BY BROOKE SNAVELY
CENTRAL OREGON DAILY
This year, Equine Outreach has received only 9 tons of hay donations, a fraction of what they need to get through this coming winter.
Equine Outreach board president Mary Shrauger believes hay crop failures in the midwest, and conversion of local hay fields to hemp production are contributing factors.
“The result, probably the unintended consequences are that horse rescues that depend on donated hay don’t have that this year. It’s a matter of supply and demand,” Shrauger said. “The demand is high but the supply is low so the donations just don’t happen.

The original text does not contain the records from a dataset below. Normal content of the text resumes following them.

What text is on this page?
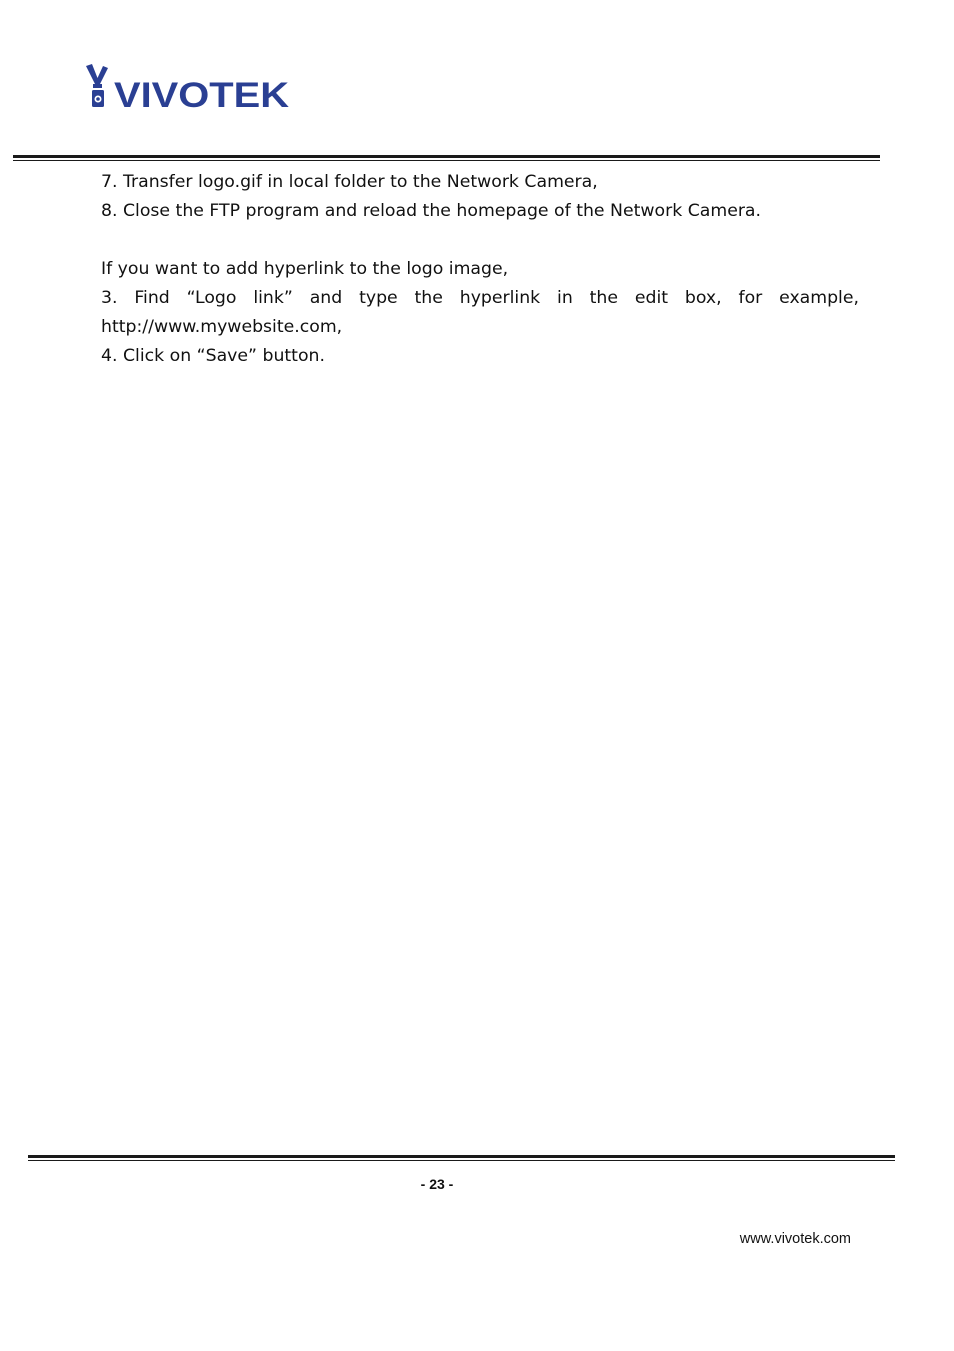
VIVOTEK

7. Transfer logo.gif in local folder to the Network Camera,

8. Close the FTP program and reload the homepage of the Network Camera.

If you want to add hyperlink to the logo image,

3. Find “Logo link” and type the hyperlink in the edit box, for example,

http://www.mywebsite.com,

4. Click on “Save” button.

- 23 -
www.vivotek.com
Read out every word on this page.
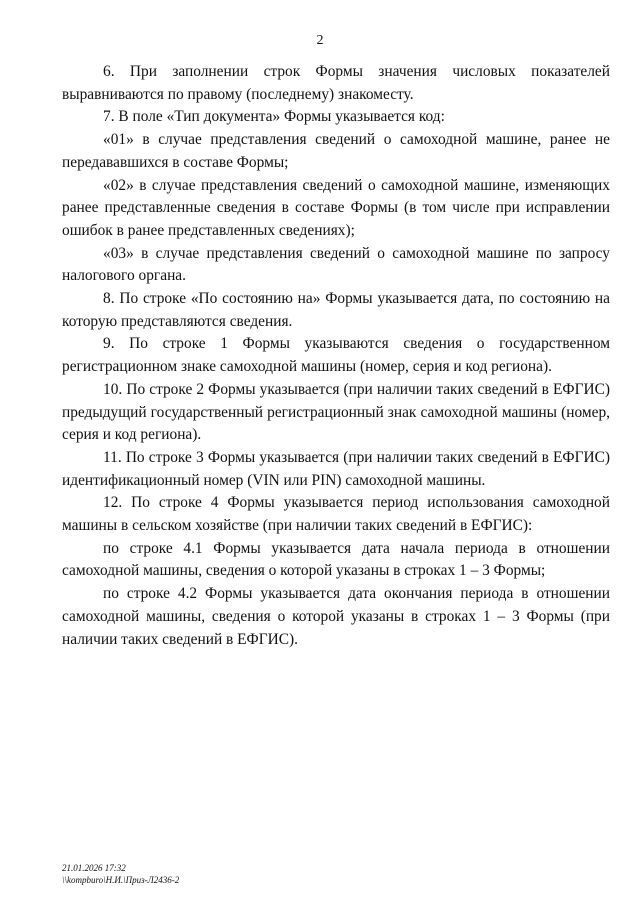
2

6. При заполнении строк Формы значения числовых показателей выравниваются по правому (последнему) знакоместу.

7. В поле «Тип документа» Формы указывается код:

«01» в случае представления сведений о самоходной машине, ранее не передававшихся в составе Формы;

«02» в случае представления сведений о самоходной машине, изменяющих ранее представленные сведения в составе Формы (в том числе при исправлении ошибок в ранее представленных сведениях);

«03» в случае представления сведений о самоходной машине по запросу налогового органа.

8. По строке «По состоянию на» Формы указывается дата, по состоянию на которую представляются сведения.

9. По строке 1 Формы указываются сведения о государственном регистрационном знаке самоходной машины (номер, серия и код региона).

10. По строке 2 Формы указывается (при наличии таких сведений в ЕФГИС) предыдущий государственный регистрационный знак самоходной машины (номер, серия и код региона).

11. По строке 3 Формы указывается (при наличии таких сведений в ЕФГИС) идентификационный номер (VIN или PIN) самоходной машины.

12. По строке 4 Формы указывается период использования самоходной машины в сельском хозяйстве (при наличии таких сведений в ЕФГИС):

по строке 4.1 Формы указывается дата начала периода в отношении самоходной машины, сведения о которой указаны в строках 1 – 3 Формы;

по строке 4.2 Формы указывается дата окончания периода в отношении самоходной машины, сведения о которой указаны в строках 1 – 3 Формы (при наличии таких сведений в ЕФГИС).

21.01.2026 17:32
\\kompburo\Н.И.\Приз-Л2436-2
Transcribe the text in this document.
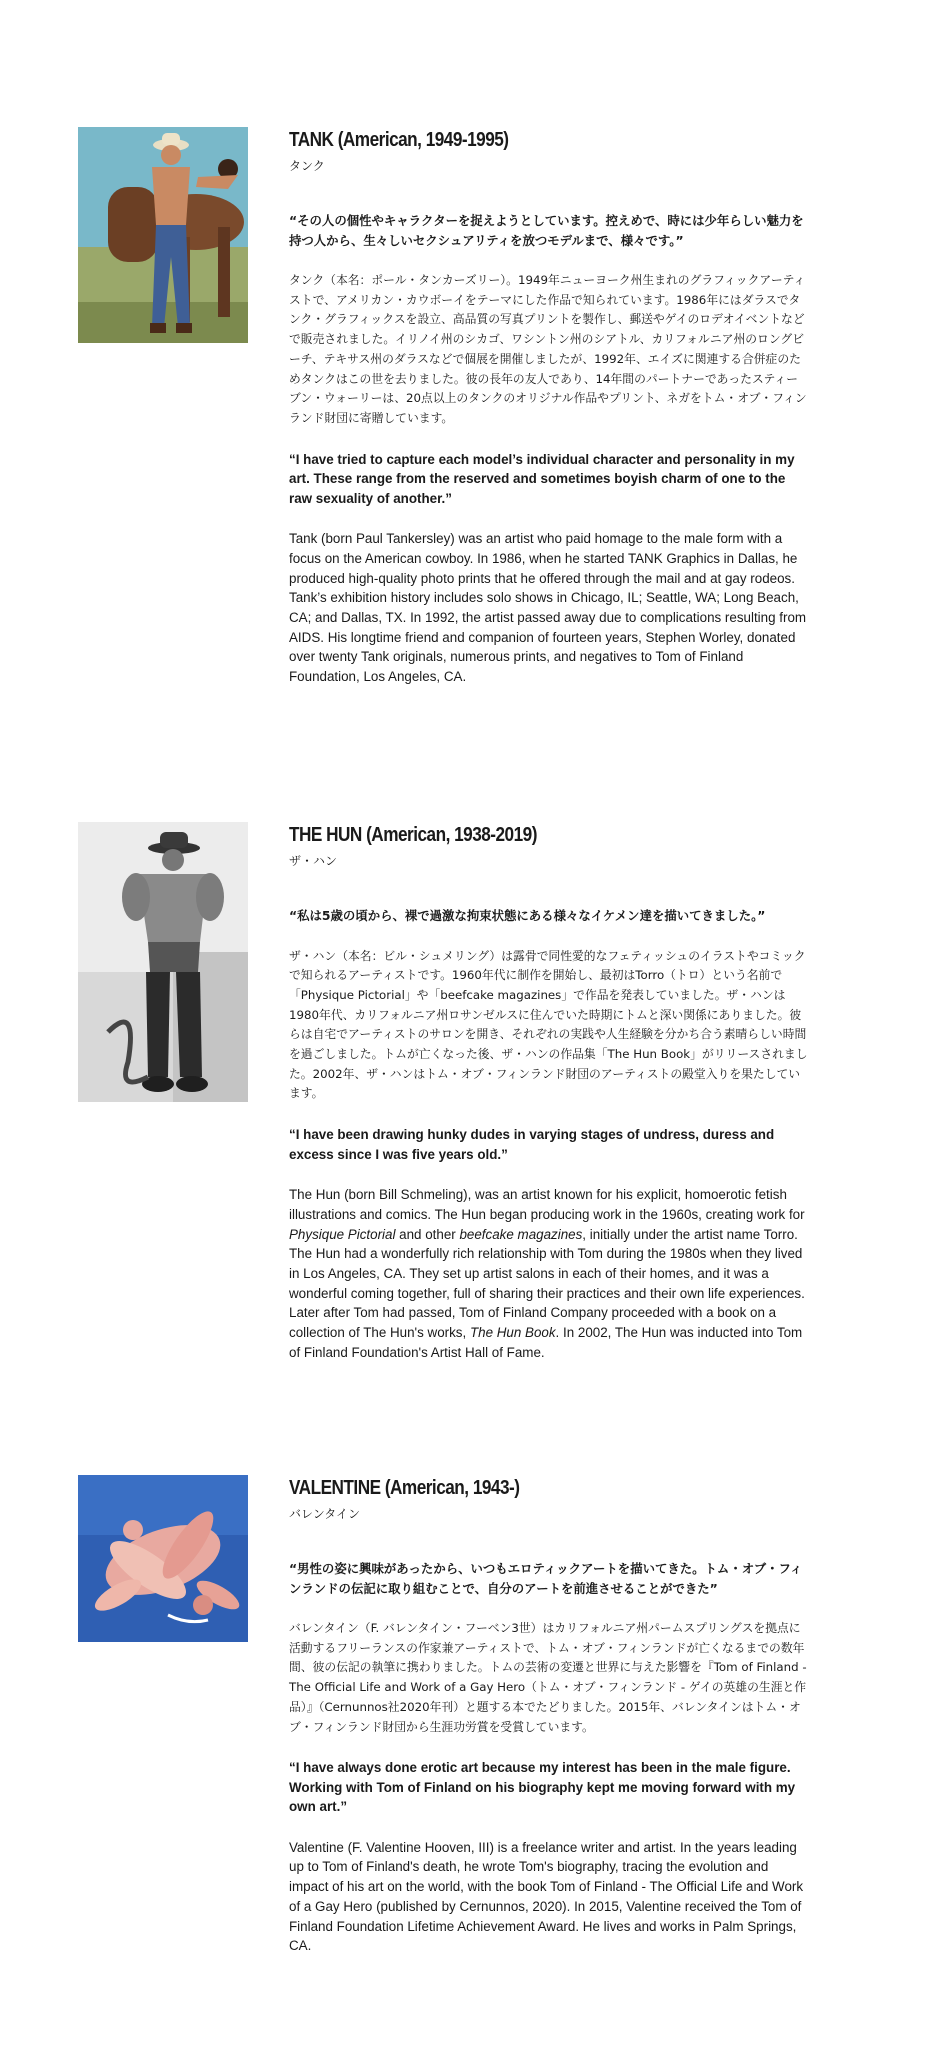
TANK (American, 1949-1995)

タンク

“その人の個性やキャラクターを捉えようとしています。控えめで、時には少年らしい魅力を持つ人から、生々しいセクシュアリティを放つモデルまで、様々です。”

タンク（本名：ポール・タンカーズリー）。1949年ニューヨーク州生まれのグラフィックアーティストで、アメリカン・カウボーイをテーマにした作品で知られています。1986年にはダラスでタンク・グラフィックスを設立、高品質の写真プリントを製作し、郵送やゲイのロデオイベントなどで販売されました。イリノイ州のシカゴ、ワシントン州のシアトル、カリフォルニア州のロングビーチ、テキサス州のダラスなどで個展を開催しましたが、1992年、エイズに関連する合併症のためタンクはこの世を去りました。彼の長年の友人であり、14年間のパートナーであったスティーブン・ウォーリーは、20点以上のタンクのオリジナル作品やプリント、ネガをトム・オブ・フィンランド財団に寄贈しています。

“I have tried to capture each model’s individual character and personality in my art. These range from the reserved and sometimes boyish charm of one to the raw sexuality of another.”

Tank (born Paul Tankersley) was an artist who paid homage to the male form with a focus on the American cowboy. In 1986, when he started TANK Graphics in Dallas, he produced high-quality photo prints that he offered through the mail and at gay rodeos. Tank’s exhibition history includes solo shows in Chicago, IL; Seattle, WA; Long Beach, CA; and Dallas, TX. In 1992, the artist passed away due to complications resulting from AIDS. His longtime friend and companion of fourteen years, Stephen Worley, donated over twenty Tank originals, numerous prints, and negatives to Tom of Finland Foundation, Los Angeles, CA.

THE HUN (American, 1938-2019)

ザ・ハン

“私は5歳の頃から、裸で過激な拘束状態にある様々なイケメン達を描いてきました。”

ザ・ハン（本名：ビル・シュメリング）は露骨で同性愛的なフェティッシュのイラストやコミックで知られるアーティストです。1960年代に制作を開始し、最初はTorro（トロ）という名前で「Physique Pictorial」や「beefcake magazines」で作品を発表していました。ザ・ハンは1980年代、カリフォルニア州ロサンゼルスに住んでいた時期にトムと深い関係にありました。彼らは自宅でアーティストのサロンを開き、それぞれの実践や人生経験を分かち合う素晴らしい時間を過ごしました。トムが亡くなった後、ザ・ハンの作品集「The Hun Book」がリリースされました。2002年、ザ・ハンはトム・オブ・フィンランド財団のアーティストの殿堂入りを果たしています。

“I have been drawing hunky dudes in varying stages of undress, duress and excess since I was five years old.”

The Hun (born Bill Schmeling), was an artist known for his explicit, homoerotic fetish illustrations and comics. The Hun began producing work in the 1960s, creating work for Physique Pictorial and other beefcake magazines, initially under the artist name Torro. The Hun had a wonderfully rich relationship with Tom during the 1980s when they lived in Los Angeles, CA. They set up artist salons in each of their homes, and it was a wonderful coming together, full of sharing their practices and their own life experiences. Later after Tom had passed, Tom of Finland Company proceeded with a book on a collection of The Hun's works, The Hun Book. In 2002, The Hun was inducted into Tom of Finland Foundation's Artist Hall of Fame.

VALENTINE (American, 1943-)

バレンタイン

“男性の姿に興味があったから、いつもエロティックアートを描いてきた。トム・オブ・フィンランドの伝記に取り組むことで、自分のアートを前進させることができた”

バレンタイン（F. バレンタイン・フーベン3世）はカリフォルニア州パームスプリングスを拠点に活動するフリーランスの作家兼アーティストで、トム・オブ・フィンランドが亡くなるまでの数年間、彼の伝記の執筆に携わりました。トムの芸術の変遷と世界に与えた影響を『Tom of Finland - The Official Life and Work of a Gay Hero（トム・オブ・フィンランド - ゲイの英雄の生涯と作品）』（Cernunnos社2020年刊）と題する本でたどりました。2015年、バレンタインはトム・オブ・フィンランド財団から生涯功労賞を受賞しています。

“I have always done erotic art because my interest has been in the male figure. Working with Tom of Finland on his biography kept me moving forward with my own art.”

Valentine (F. Valentine Hooven, III) is a freelance writer and artist. In the years leading up to Tom of Finland's death, he wrote Tom's biography, tracing the evolution and impact of his art on the world, with the book Tom of Finland - The Official Life and Work of a Gay Hero (published by Cernunnos, 2020). In 2015, Valentine received the Tom of Finland Foundation Lifetime Achievement Award. He lives and works in Palm Springs, CA.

So we are going to have buy hay this year and pay more for it.”
Locally produced horse feed quality hay is running between $250 and $300 per ton.
Cloverdale area farmer Matt Cyrus attributes higher prices to wet weather that wiped out some cuttings, water conservation agreements that reduced deliveries to hay farmers in Madras and Culver which reduced hay production by about half, and to late summer rains that slowed growth and harvest.
“There has been some acreage converted to hemp production this year but I don’t think that’s very significant in the scope of things given that a lot of the acres that’s been converted to hemp is ground that’s been fallow and not in production at all,” Cyrus said. “Was either pasture ground or, in a lot of cases, was real low quality hay ground. So, it’s certainly had some influence but I think people are looking for things to blame that don’t exist.
Equine Outreach is seeking $18,000 in donations to purchase about 70 tons of hay it needs to feed rescued horses through the upcoming winter.